Чтобы исполнить это, нужно было свести потребности людей до животного, склонить к рабству ударами кнута собственного чрева и гордыни, и Партия сделала это. Она уничтожила мораль и веру, убив потребность в высоком искусстве и духовно-нравственном развитии, чего коммунизм дать не может, ибо его цель – вырастить мешанину, подчинённую самой себе. Партия уничтожила семью, понимая, что потребность в любви и тепле, низводит на нет верность к партии и потакании народному невежеству, так как её существование противоречит догмам коммунистичности о равенстве и верности только обществу.
Нет больше потребности в спасении души, нет нужды в любви, а есть она в удовлетворении гордости народа и его культа базовых нужд, что и ведёт к рабству, ибо такие люди не способны понять, что их существом стали идеологические установки или Генеральная Линия Партия.
Давиан несётся дальше, и огонь становится всё ближе, вместе с надеждой на спасение.
«И что же дальше у того “святого” народа? Как ещё его испортил идейный рупор, пропагандирующий ересь?» – спросил себя Давиан и вспомнил фразу одного из древнейших пророков квазисоциалистического учения востока, как его называют в Директории – «Когда имущество сосредоточено в одних руках, народ рассеивается. Когда имущество распределяется, народ объединяется[14]».
Этим и ещё сотней строчек из различных актов оправдывается жадность народа, ставшая четвёртым кругом тюремного ада. В Директории Коммун наличия большего количества имущества, чем положено – преступление, которое карается нещадно и жестокого, а вещи, ставшие «предметом преступления» распределяются среди народа.

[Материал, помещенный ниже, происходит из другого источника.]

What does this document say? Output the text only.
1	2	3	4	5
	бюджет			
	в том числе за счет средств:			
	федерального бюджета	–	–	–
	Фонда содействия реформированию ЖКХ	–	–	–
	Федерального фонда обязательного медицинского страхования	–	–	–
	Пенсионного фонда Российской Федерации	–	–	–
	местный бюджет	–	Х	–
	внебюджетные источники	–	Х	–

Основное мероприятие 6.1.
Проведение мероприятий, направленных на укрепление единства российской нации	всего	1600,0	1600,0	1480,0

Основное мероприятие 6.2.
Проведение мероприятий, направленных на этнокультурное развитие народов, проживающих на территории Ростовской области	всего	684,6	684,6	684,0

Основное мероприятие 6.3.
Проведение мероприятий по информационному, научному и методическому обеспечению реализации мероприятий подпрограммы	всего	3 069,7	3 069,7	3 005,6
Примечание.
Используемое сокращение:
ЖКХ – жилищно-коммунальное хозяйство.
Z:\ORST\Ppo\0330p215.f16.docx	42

Но откуда это пошло? Откуда коммунизм подчерпнул идею, что для благой жизни и наилучшего устройства всё имущество стоит отбирать и распределять. Всё это рождено из чувства лже-справедливости, когда одурманенный, опьянённый погромами и бунтами народ громил богатых и зажиточных, ненавистных владельцев имущества вешал, а детей их подвергали всяческому насилию. И Партия взяла немощь людей – их зависть и жадность на вооружение, дав обществу карать тех, кто имеет больше и привязывая к себе неистовой любовью партийцев за такую возможность.

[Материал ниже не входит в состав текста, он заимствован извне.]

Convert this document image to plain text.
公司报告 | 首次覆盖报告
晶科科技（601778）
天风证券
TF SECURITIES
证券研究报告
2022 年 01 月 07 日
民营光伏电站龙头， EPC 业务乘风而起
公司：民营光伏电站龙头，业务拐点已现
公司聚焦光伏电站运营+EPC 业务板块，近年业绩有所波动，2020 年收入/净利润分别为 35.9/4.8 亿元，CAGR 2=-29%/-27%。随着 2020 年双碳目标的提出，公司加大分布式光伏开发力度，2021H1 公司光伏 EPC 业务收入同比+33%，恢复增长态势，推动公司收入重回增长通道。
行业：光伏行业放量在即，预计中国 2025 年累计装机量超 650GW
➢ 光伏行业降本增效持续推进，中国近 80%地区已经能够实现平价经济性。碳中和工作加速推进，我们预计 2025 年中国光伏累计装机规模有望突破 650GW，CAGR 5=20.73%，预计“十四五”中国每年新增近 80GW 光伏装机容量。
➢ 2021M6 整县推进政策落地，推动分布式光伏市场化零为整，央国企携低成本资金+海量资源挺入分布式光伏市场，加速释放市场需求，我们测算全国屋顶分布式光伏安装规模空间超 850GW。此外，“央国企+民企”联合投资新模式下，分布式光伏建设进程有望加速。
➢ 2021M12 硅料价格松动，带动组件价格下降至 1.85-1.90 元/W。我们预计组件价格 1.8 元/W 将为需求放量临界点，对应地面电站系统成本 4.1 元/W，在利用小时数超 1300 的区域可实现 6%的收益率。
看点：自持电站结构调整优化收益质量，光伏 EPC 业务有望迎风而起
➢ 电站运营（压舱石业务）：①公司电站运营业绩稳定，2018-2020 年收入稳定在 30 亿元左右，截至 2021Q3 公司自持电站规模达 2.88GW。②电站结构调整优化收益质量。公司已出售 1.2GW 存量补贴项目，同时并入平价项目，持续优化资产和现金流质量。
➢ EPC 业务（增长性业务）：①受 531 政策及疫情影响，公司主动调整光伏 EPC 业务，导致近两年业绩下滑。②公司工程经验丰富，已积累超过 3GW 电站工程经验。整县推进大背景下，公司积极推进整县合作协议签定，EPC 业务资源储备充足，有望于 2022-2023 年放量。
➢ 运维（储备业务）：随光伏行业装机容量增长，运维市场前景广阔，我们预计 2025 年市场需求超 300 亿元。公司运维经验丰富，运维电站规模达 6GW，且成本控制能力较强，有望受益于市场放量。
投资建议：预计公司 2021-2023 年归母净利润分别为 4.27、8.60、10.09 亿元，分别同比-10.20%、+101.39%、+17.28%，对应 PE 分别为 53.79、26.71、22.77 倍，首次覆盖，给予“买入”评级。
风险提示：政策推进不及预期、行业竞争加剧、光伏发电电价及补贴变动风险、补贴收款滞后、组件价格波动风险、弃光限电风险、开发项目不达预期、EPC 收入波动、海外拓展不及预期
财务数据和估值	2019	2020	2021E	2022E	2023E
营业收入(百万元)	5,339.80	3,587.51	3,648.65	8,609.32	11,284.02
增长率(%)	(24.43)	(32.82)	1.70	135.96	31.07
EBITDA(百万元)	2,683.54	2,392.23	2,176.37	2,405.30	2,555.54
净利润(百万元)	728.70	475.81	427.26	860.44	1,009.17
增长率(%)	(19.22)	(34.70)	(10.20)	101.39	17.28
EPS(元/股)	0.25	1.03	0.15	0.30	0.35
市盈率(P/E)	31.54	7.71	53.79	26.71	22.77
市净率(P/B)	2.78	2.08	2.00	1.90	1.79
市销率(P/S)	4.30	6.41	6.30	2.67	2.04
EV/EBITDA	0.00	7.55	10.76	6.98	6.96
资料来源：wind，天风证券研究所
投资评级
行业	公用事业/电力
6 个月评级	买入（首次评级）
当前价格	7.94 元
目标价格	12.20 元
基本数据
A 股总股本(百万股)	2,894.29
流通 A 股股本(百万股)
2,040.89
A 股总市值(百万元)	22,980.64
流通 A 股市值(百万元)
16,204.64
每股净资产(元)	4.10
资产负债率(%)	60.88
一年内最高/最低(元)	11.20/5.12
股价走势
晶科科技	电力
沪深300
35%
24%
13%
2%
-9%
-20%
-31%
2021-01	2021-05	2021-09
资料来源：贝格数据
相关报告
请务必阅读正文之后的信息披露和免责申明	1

Ещё одно орудие порабощение – народ, ищущий врага в себе, околдованный идеями имущественного равенства, не посмотрит со злобой на тюремщика, который дал ему кнут побивать того, кто нарушил режим.
«Но как же так?».
И из чего родилась идея фанатичного «перераспределения» имущества и вещей? Социальная справедливость для коммуниста лишь ширма, прикрытие его зависти, жадности и злобы, которая подобно адскому мотору вместо сердца, огнём жаркого пламени раскочегаривает в нём печь ненависти и готовности всё отобрать и перераспределить по принципу имущественного равенства. Такого человека не волнует забота о других, ибо справедливость только вуаль, орудие зависти и жадности, которое он использует для погибели тех людей, которые имеют чуть больше.

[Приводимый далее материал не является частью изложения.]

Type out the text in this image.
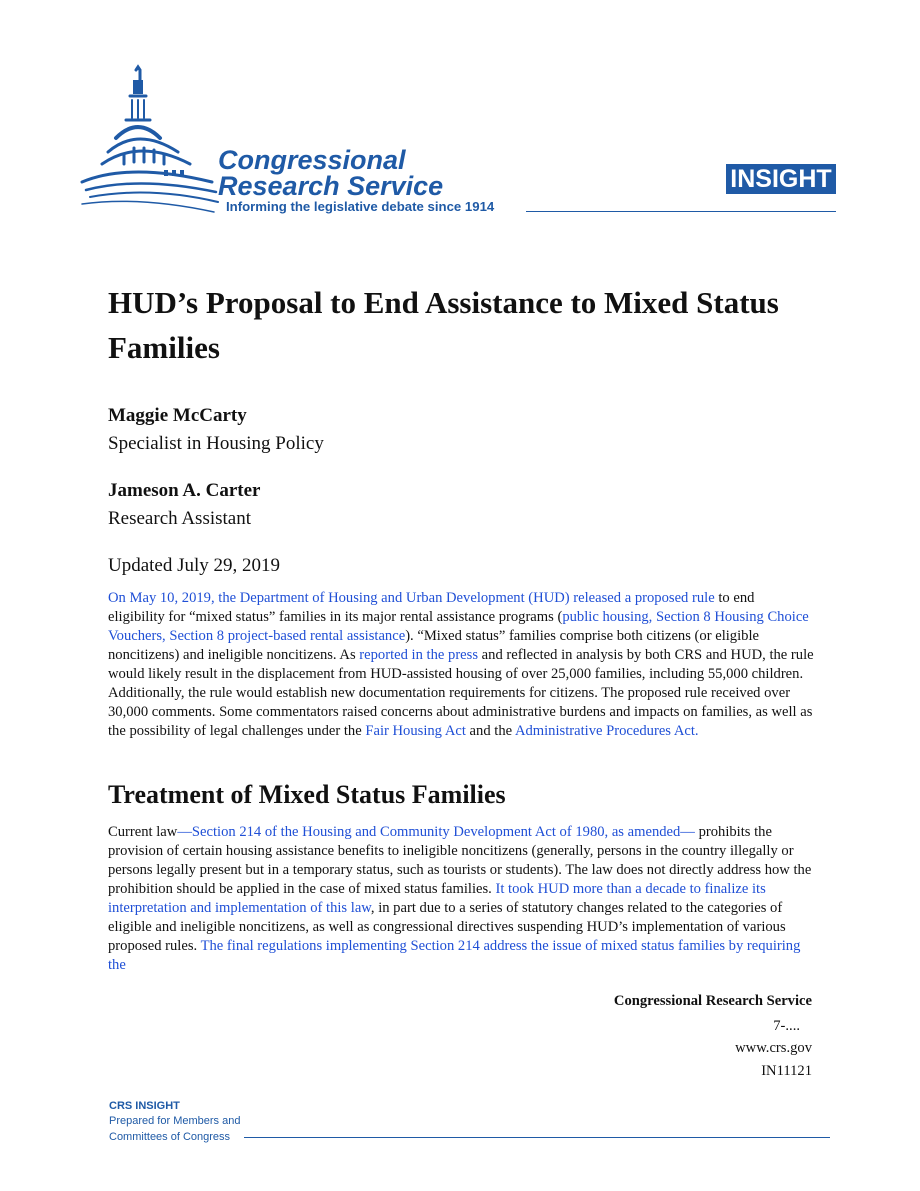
Congressional
Research Service
Informing the legislative debate since 1914
INSIGHT
HUD’s Proposal to End Assistance to Mixed Status Families
Maggie McCarty
Specialist in Housing Policy
Jameson A. Carter
Research Assistant
Updated July 29, 2019

On May 10, 2019, the Department of Housing and Urban Development (HUD) released a proposed rule to end eligibility for “mixed status” families in its major rental assistance programs (public housing, Section 8 Housing Choice Vouchers, Section 8 project-based rental assistance). “Mixed status” families comprise both citizens (or eligible noncitizens) and ineligible noncitizens. As reported in the press and reflected in analysis by both CRS and HUD, the rule would likely result in the displacement from HUD-assisted housing of over 25,000 families, including 55,000 children. Additionally, the rule would establish new documentation requirements for citizens. The proposed rule received over 30,000 comments. Some commentators raised concerns about administrative burdens and impacts on families, as well as the possibility of legal challenges under the Fair Housing Act and the Administrative Procedures Act.

Treatment of Mixed Status Families

Current law—Section 214 of the Housing and Community Development Act of 1980, as amended— prohibits the provision of certain housing assistance benefits to ineligible noncitizens (generally, persons in the country illegally or persons legally present but in a temporary status, such as tourists or students). The law does not directly address how the prohibition should be applied in the case of mixed status families. It took HUD more than a decade to finalize its interpretation and implementation of this law, in part due to a series of statutory changes related to the categories of eligible and ineligible noncitizens, as well as congressional directives suspending HUD’s implementation of various proposed rules. The final regulations implementing Section 214 address the issue of mixed status families by requiring the

Congressional Research Service
7-....
www.crs.gov
IN11121
CRS INSIGHT
Prepared for Members and
Committees of Congress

И не раб ли такой человек? Больной слепой злобой и жадностью, безумным стремлением к лже-справедливости? Он отнимает у людей имущество, отдаёт его в складской распределитель из-за зависти и ярости, кипящей в нём, становясь заключённым двух господ – страсти душевной и Партии, которая помыкает им, правит, а он не замечает этого.
Но что станет с таким человеком? Давиан находит ответ в одной из фраз, который всплыли в его памяти, напоминая о жизни в Империи – «таковы пути всякого, кто алчет чужого добра: оно отнимает жизнь у завладевшего им». В Директории Коммун эти слова получили другой взгляд.
«Отнимает жизнь…» – задумался юноша, помятую о том, что люди, одержимые идеей всё перераспределить наиболее справедливым образом сами себе больше не принадлежат. В них всем правит дух злобы, разжигаемый Партией и всё их существование в руках иерархов, которые крутят людьми и вертят как игрушками, вплоть до того, что могут направить их волю как оружие, а человек, как и общество, ставший орудием, не может называться хотя бы отчасти свободным.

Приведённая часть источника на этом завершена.